The trial will enrol subjects aged 12 and over with EPP, as well as a related condition called X-linked protoporphyria (XLP), and test a 60mg daily dose of bitopertin on the primary endpoint, as well as secondary measures including the rate of phototoxic reactions, cumulative total pain-free time in sunlight, and the patient global impression of change (PGIC) scale.

The FDA has also agreed that PPIX levels can serve as a surrogate marker to gauge the efficacy of the drug.

In its phase 2 AURORA trial involving 75 subjects with EPP and XLP, Disc showed that a once daily dose of 60mg bitopertin achieved a significant reduction in whole blood PPIX levels and improved measures of light tolerance compared to placebo.

Disc is also running a 26-subject open-label phase 2 study of bitopertin in patients with EPP and XLP, called BEACON, which was reported at last year's American Society of Haematology (ASH) annual congress.

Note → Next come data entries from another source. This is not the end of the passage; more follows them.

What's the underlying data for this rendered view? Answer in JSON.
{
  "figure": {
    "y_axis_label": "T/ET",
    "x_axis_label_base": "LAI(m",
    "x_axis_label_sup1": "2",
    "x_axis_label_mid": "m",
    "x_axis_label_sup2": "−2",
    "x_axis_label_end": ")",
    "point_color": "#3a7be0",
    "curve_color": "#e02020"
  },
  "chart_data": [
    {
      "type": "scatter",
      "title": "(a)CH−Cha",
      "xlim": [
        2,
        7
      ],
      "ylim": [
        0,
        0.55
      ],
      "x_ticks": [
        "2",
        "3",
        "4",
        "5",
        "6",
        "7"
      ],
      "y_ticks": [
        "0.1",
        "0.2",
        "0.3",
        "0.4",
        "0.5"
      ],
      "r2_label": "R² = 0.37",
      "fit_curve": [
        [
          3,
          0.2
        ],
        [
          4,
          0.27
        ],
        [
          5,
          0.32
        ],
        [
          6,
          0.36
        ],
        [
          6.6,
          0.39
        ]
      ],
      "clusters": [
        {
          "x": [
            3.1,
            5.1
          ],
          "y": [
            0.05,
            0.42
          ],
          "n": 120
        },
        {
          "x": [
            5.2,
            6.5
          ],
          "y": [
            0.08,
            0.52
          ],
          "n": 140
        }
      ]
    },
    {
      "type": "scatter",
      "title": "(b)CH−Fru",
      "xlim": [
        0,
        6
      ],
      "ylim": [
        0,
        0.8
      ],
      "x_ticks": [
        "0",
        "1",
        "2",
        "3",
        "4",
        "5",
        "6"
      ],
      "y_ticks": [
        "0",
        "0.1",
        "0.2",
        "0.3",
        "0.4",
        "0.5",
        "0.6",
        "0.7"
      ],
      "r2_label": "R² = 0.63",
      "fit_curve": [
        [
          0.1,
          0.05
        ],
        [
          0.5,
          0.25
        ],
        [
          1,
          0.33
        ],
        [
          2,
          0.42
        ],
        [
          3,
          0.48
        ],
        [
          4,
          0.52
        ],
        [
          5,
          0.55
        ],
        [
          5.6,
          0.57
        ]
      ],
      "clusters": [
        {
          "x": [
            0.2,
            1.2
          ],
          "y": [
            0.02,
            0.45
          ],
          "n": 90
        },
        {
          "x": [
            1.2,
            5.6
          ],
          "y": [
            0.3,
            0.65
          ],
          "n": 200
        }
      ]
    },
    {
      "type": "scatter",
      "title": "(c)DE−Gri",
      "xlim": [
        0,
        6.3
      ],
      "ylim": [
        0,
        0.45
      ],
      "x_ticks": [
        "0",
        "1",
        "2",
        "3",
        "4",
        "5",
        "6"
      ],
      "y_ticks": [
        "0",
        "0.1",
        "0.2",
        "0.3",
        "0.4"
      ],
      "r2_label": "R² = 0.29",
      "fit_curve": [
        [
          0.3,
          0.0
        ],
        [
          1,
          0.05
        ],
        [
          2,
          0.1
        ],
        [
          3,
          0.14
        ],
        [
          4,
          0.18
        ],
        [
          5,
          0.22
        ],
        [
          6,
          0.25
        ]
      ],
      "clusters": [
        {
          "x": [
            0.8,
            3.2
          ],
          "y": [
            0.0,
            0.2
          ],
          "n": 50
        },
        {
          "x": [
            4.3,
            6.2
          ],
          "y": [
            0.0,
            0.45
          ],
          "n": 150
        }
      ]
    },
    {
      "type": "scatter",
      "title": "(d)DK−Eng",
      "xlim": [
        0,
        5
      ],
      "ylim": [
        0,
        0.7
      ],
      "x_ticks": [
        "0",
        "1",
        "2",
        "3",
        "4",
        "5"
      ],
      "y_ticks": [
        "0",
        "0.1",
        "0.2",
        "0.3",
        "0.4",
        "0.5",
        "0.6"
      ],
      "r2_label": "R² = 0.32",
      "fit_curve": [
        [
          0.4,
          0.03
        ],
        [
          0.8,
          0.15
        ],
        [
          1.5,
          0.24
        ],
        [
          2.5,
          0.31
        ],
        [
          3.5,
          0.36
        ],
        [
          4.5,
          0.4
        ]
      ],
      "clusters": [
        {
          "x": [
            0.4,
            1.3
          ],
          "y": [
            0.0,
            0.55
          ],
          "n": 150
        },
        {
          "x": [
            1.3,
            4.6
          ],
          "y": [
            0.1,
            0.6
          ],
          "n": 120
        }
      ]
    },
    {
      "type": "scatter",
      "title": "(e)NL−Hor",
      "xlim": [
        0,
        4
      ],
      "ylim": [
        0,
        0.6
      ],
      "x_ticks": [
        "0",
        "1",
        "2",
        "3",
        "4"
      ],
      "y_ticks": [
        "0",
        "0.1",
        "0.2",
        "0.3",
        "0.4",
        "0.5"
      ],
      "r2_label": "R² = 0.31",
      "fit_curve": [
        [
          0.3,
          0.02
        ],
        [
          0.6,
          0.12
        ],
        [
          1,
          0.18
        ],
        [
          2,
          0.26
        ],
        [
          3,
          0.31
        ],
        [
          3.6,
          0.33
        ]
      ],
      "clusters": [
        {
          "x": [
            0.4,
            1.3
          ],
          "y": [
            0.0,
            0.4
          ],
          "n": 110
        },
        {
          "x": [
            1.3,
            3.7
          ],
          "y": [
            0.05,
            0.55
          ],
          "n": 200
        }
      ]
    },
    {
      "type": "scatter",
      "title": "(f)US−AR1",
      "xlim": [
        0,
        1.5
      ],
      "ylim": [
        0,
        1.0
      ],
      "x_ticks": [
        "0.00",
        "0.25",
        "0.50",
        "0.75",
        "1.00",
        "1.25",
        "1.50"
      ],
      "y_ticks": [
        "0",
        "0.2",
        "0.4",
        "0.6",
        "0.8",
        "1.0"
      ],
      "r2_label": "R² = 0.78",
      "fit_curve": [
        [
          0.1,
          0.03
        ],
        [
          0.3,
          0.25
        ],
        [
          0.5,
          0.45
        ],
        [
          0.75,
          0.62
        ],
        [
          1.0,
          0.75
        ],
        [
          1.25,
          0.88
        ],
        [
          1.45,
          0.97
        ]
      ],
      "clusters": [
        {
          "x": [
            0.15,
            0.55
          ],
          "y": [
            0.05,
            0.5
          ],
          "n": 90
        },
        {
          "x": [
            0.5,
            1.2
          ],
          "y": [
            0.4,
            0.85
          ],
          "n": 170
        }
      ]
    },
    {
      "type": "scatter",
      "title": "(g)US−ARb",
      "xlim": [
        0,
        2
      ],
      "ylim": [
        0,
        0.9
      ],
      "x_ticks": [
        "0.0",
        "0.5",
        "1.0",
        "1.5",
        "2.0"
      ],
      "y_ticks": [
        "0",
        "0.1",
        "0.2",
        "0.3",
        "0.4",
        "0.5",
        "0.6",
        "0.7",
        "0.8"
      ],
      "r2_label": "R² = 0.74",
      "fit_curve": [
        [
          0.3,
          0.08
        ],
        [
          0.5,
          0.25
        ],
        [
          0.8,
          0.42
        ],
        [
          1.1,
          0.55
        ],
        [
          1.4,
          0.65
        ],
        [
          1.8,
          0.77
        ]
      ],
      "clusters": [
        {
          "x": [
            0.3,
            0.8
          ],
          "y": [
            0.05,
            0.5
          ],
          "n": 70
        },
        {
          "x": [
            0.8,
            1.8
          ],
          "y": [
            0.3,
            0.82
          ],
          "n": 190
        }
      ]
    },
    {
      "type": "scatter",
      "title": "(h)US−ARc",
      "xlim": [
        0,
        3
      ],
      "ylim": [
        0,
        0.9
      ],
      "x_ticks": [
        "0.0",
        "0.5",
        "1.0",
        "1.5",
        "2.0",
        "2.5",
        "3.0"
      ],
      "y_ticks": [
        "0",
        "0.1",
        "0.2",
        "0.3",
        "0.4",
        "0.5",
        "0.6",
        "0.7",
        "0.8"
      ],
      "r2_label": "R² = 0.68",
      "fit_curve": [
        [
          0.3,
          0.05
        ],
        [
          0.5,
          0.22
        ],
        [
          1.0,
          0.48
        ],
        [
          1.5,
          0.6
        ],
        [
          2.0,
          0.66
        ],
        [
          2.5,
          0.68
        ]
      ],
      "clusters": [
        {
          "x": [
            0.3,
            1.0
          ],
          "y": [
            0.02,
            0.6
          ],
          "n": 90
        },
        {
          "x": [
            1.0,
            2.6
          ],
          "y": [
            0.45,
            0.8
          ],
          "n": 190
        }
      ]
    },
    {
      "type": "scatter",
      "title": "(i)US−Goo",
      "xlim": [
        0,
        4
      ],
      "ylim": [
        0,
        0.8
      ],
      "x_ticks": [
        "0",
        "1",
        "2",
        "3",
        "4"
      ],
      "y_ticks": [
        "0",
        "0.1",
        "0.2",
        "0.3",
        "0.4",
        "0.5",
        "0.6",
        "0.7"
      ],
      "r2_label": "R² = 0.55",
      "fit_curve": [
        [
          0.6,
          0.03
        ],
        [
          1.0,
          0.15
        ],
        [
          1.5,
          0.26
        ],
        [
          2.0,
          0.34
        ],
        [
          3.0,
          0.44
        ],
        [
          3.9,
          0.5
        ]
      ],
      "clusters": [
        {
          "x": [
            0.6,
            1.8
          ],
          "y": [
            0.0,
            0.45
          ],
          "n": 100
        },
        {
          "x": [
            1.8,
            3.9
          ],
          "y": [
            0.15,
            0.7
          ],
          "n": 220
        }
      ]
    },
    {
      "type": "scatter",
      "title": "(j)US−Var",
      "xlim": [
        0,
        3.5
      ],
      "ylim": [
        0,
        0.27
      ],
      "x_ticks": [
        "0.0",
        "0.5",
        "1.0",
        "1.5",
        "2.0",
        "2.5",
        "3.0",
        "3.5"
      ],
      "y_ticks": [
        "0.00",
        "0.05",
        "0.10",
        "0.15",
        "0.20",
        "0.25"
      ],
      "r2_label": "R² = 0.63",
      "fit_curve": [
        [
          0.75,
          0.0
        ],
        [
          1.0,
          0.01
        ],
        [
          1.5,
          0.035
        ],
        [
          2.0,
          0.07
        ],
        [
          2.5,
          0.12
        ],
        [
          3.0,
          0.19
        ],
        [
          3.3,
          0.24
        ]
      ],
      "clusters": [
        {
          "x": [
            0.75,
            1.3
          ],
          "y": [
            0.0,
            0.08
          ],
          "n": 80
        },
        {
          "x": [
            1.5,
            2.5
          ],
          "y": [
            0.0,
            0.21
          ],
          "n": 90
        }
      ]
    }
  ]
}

Bitopertin has been awarded rare paediatric disease designation (RPD) by the FDA in May for the treatment of EPP. According to the American Porphyria Foundation (APF), EPP and XLP combined are the third most common porphyria, with an incidence of possibly two to five per million people, and are the most common porphyria in children.

At the moment, there is one approved treatment for EPP – Clinuvel Pharmaceuticals' Scenesse (afamelanotide) – but this works via a different mechanism, encouraging the production of melanin in the skin to protect it from phototoxic damage.

Scenesse was approved by the FDA in 2019 and in Europe in 2014, but has faced payer resistance, including in the UK. The drug accounts for the bulk of the Australian company's revenues, which reached A$95 million ($63 million) in fiscal 2024.